Use and characteristics of the Half Arab
Selective breeding to produce a half Arab can be an informal, even a one-off event. However, some crosses have become so well-established that they have taken on the status of a breed, with dedicated registries. The Anglo-Arabian is probably the best-known example for riders looking to buy a half Arabian. This is a cross between an Arab and a Thoroughbred. For registration purposes, the genetic percentage of each breed represented in the parents varies from country to country. In the USA, for instance, all registered half-Arabs must have one purebred Arab parent. If breeders sell a half-Arab with two half Arab parents, it cannot be registered with the Arabian Horse Association of the USA. Genetic outcomes such as strength or appearance are therefore only part of the issue in breeding half Arabs. The other part relates to meeting the registration requirements of the appropriate national or regional Arabian horse organisation, which many owners of half Arabs wish to do. Many of these registries have dedicated sections for half Arabs and partbred Arabs.

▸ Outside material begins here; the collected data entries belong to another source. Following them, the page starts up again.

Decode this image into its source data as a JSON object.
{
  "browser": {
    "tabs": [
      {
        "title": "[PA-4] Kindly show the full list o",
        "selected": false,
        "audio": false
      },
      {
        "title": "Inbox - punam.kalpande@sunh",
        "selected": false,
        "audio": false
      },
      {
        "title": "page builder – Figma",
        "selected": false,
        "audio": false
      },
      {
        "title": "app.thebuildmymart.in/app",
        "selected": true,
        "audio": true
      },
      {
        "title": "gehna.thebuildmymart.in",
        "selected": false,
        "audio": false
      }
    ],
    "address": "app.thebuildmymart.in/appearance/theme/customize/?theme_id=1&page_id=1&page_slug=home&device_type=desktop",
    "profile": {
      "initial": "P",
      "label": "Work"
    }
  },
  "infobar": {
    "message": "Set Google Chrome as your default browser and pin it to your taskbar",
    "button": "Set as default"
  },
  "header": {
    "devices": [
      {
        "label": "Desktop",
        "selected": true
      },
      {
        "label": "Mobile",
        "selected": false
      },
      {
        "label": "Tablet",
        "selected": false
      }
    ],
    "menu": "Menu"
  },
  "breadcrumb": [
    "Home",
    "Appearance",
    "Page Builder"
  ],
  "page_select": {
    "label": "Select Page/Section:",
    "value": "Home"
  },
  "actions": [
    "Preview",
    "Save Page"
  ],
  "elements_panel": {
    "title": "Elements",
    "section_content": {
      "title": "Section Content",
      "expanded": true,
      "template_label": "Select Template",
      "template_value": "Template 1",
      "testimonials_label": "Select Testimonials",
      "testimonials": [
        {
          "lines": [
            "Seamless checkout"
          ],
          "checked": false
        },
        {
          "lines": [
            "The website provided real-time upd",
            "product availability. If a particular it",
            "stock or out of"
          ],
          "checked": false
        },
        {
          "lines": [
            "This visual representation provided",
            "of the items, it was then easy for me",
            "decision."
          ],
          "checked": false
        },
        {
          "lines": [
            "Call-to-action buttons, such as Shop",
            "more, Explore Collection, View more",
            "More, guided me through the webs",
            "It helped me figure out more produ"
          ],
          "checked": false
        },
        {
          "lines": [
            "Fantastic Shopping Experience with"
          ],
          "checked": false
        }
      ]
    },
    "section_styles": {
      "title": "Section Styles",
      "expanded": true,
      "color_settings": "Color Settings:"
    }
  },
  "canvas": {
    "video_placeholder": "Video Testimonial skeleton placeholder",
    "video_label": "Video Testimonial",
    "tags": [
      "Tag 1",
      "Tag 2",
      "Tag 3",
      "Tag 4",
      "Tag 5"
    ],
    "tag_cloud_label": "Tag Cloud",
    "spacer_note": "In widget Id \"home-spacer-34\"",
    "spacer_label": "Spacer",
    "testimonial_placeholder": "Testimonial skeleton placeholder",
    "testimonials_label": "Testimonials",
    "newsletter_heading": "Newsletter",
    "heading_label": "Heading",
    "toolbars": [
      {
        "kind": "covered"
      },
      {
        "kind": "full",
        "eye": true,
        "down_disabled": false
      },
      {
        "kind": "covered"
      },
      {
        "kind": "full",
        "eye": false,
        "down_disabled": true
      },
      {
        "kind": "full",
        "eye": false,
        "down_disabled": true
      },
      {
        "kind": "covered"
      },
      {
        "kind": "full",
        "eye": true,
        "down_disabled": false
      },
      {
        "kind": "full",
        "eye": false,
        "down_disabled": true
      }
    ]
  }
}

Origin and history of breeding Half Arab horses
The Arab, or Arabian horse, has long been viewed as an improver of other horse breeds, and many other breeds have been influenced by Arab horses. Very often the clue to the cross is in the name of the new breed. Half Arab crosses which now have the status of a breed include the AraAppaloosa, a cross between an Appaloosa and an Arab horse; Quarabs, a Quarter Horse-Arab cross; Morabs, Morgans crossed with Arabs; and Welaras, Welsh ponies crossed with Arab horses. Sometimes, as with other crosses, half Arabs are eligible for more than one registry. This can be of great benefit to riders, as it opens up more opportunities for competing or showing their horse. Breeds with open stud books that allow Arab and half Arab horses to register include the American Warmblood, the Oldenburg, and the Palomino and Pinto breeders’ registries. Registration is usually dependent on the half Arab horse meeting all the other criteria of the breed. Other stud books are semi-open, or partially open. They will allow registration of horses up to a particular percentage of Arab ancestry or parentage. Many of these breed registries will have had Arab horses as part of their foundation stock. Examples include the American breed the Colorado Ranger, the Gidran, a Hungarian breed sometimes called the Hungarian Anglo-Arab, the Sardinian Anglo-Arab, and Trakehner. Other stud books such as the Thoroughbred and the Orlov Trotter, have entirely closed books even though Arabians formed part of their foundation stock.
Half Arabs in Equestrianism
The potential outcome of a cross between breeds is broad-ranging, meaning that half Arabs of very diverse types are participating successfully in every sphere of equestrian sport.